Analysis
Analysis lets you compare search results across different configurations to understand how changes impact result rankings. It answers questions like:
- How much do results change when I modify my ranking model?
- Are the top results stable between my baseline and candidate configurations?
- Which queries are most affected by a configuration change?
How Analysis Works
An analysis compares query executions between a baseline configuration and one or more candidate configurations. For each query, Releval:
- Executes the query using each configuration (endpoint + query template)
- Collects the ranked results
- Computes overlap and similarity metrics between baseline and candidate results
Creating an Analysis
Live Execution
Create an analysis that executes queries in real-time against your endpoint:
curl -X POST "https://${RELEVAL_HOST}/api/v1/analysis" \
-H 'Content-Type: application/json' \
-H "Authorization: Bearer ${TOKEN}" \
-d '{
"name": "Ranking Model Comparison",
"endpoint_id": "${ENDPOINT_ID}",
"query_set_id": "${QUERY_SET_ID}",
"baseline": "${BASELINE_TEMPLATE_ID}",
"query_template_ids": ["${BASELINE_TEMPLATE_ID}", "${CANDIDATE_TEMPLATE_ID}"]
}'
You nominate one of the query templates as the baseline; the others are scored against it. Every query in the query set runs through every template, then the candidate results are compared against the baseline's.
From File Upload
Upload pre-computed execution results for analysis. The file must be JSON Lines; each line contains a query execution and its results.

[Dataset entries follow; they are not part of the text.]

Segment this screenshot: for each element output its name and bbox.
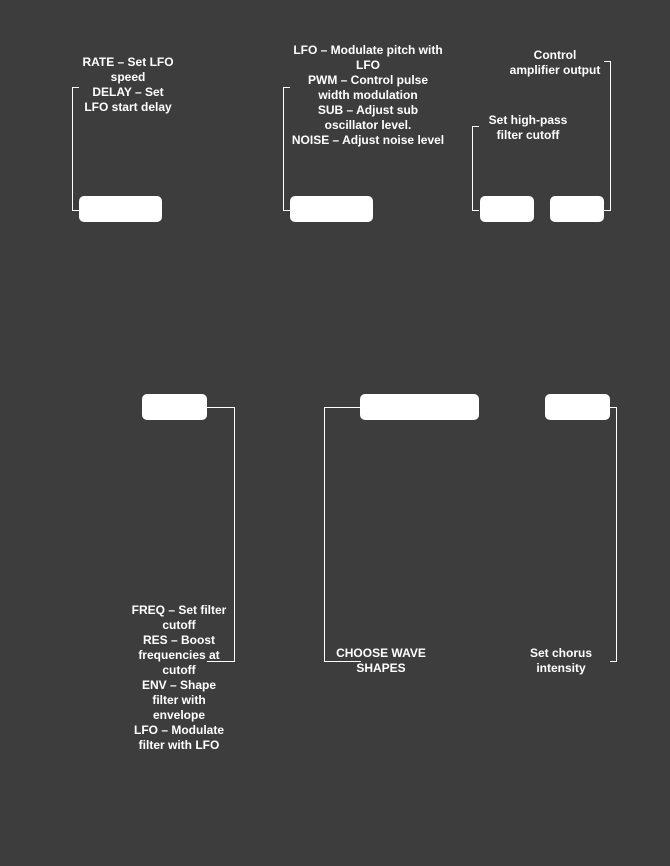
bracket-wave — [324, 407, 361, 662]
hpf-control-placeholder[interactable] — [480, 196, 534, 222]
annotation-line: RATE – Set LFO — [82, 55, 174, 69]
annotation-line: speed — [110, 70, 146, 84]
annotation-amp: Control amplifier output — [500, 48, 610, 78]
annotation-line: Set high-pass — [488, 113, 568, 127]
lfo-control-placeholder[interactable] — [79, 196, 162, 222]
annotation-line: frequencies at — [138, 648, 220, 662]
annotation-line: Set chorus — [529, 646, 592, 660]
annotation-line: Control — [533, 48, 577, 62]
annotation-line: ENV – Shape — [141, 678, 217, 692]
annotation-hpf: Set high-pass filter cutoff — [478, 113, 578, 143]
annotation-filter: FREQ – Set filter cutoff RES – Boost fre… — [123, 603, 235, 753]
annotation-line: intensity — [536, 661, 586, 675]
annotation-line: LFO – Modulate — [134, 723, 224, 737]
annotation-line: CHOOSE WAVE — [336, 646, 426, 660]
annotation-osc: LFO – Modulate pitch with LFO PWM – Cont… — [268, 43, 468, 148]
annotation-line: amplifier output — [509, 63, 601, 77]
osc-control-placeholder[interactable] — [290, 196, 373, 222]
annotation-line: FREQ – Set filter — [131, 603, 227, 617]
annotation-chorus: Set chorus intensity — [511, 646, 611, 676]
chorus-control-placeholder[interactable] — [545, 394, 610, 420]
annotation-line: PWM – Control pulse — [308, 73, 428, 87]
annotation-line: SUB – Adjust sub — [317, 103, 419, 117]
annotation-line: LFO start delay — [84, 100, 172, 114]
annotation-line: width modulation — [318, 88, 418, 102]
annotation-line: envelope — [152, 708, 206, 722]
annotation-lfo: RATE – Set LFO speed DELAY – Set LFO sta… — [72, 55, 184, 115]
annotation-line: NOISE – Adjust noise level — [291, 133, 445, 147]
annotation-line: filter cutoff — [496, 128, 560, 142]
annotation-line: filter with — [152, 693, 206, 707]
annotation-line: cutoff — [162, 663, 196, 677]
amp-control-placeholder[interactable] — [550, 196, 604, 222]
bracket-amp — [604, 61, 611, 211]
annotation-line: LFO — [356, 58, 380, 72]
wave-control-placeholder[interactable] — [360, 394, 479, 420]
filter-control-placeholder[interactable] — [142, 394, 207, 420]
annotation-line: RES – Boost — [142, 633, 215, 647]
annotation-line: oscillator level. — [324, 118, 412, 132]
annotation-line: cutoff — [162, 618, 196, 632]
annotation-line: LFO – Modulate pitch with — [293, 43, 443, 57]
annotation-line: SHAPES — [356, 661, 406, 675]
annotation-wave: CHOOSE WAVE SHAPES — [326, 646, 436, 676]
annotation-line: filter with LFO — [138, 738, 220, 752]
annotation-line: DELAY – Set — [92, 85, 164, 99]
bracket-chorus — [610, 407, 617, 662]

curl -X POST "https://${RELEVAL_HOST}/api/v1/analysis/upload" \
-H "Authorization: Bearer ${TOKEN}" \
-F 'name=Imported Analysis' \
-F 'input=@executions.jsonl'
Analysis Metrics
Rank-Biased Overlap (RBO)
RBO measures how similar two ranked lists are, with a bias toward the top of the list. It returns a value between 0 and 1:
- 1.0 — identical rankings
- 0.0 — completely different rankings
RBO uses a persistence parameter p (default 0.9) that controls how much weight is given to
top-ranked results versus deeper results. A higher p considers more of the list; a lower p
focuses on the very top.
See Metrics for the mathematical definition.
Exact Top-N Matches
Counts how many candidates appear at the exact same position in both the baseline and candidate result lists. This is a strict measure — a candidate must be at the same rank in both lists to count.
Viewing Analysis Results
List Analyses
curl "https://${RELEVAL_HOST}/api/v1/analysis" \
-H "Authorization: Bearer ${TOKEN}"
Get Analysis Details
curl "https://${RELEVAL_HOST}/api/v1/analysis/${ANALYSIS_ID}" \
-H "Authorization: Bearer ${TOKEN}"
Check Analysis Status
Analysis runs asynchronously. Check its progress:
curl "https://${RELEVAL_HOST}/api/v1/analysis/${ANALYSIS_ID}/status" \
-H "Authorization: Bearer ${TOKEN}"
View Query-Level Metrics
See how each individual query performed:
curl "https://${RELEVAL_HOST}/api/v1/analysis/${ANALYSIS_ID}/metrics?query_name=running+shoes" \
-H "Authorization: Bearer ${TOKEN}"
Browse Executions
View the actual query executions (paginated):
curl "https://${RELEVAL_HOST}/api/v1/analysis/${ANALYSIS_ID}/executions?page=1&page_size=20" \
-H "Authorization: Bearer ${TOKEN}"
Use Cases
A/B Testing Ranking Models
- Create two query templates — one for your current ranking logic, one for the new model
- Run an analysis with the current template as baseline
- Review RBO scores to see how much results differ
- Focus on queries with low RBO to understand where the new model diverges most
Validating Index Changes
Before deploying a schema or mapping change:
- Run an analysis against the current index
- Apply the change to a staging index
- Run another analysis against the staging index
- Compare metrics to verify results are stable or improved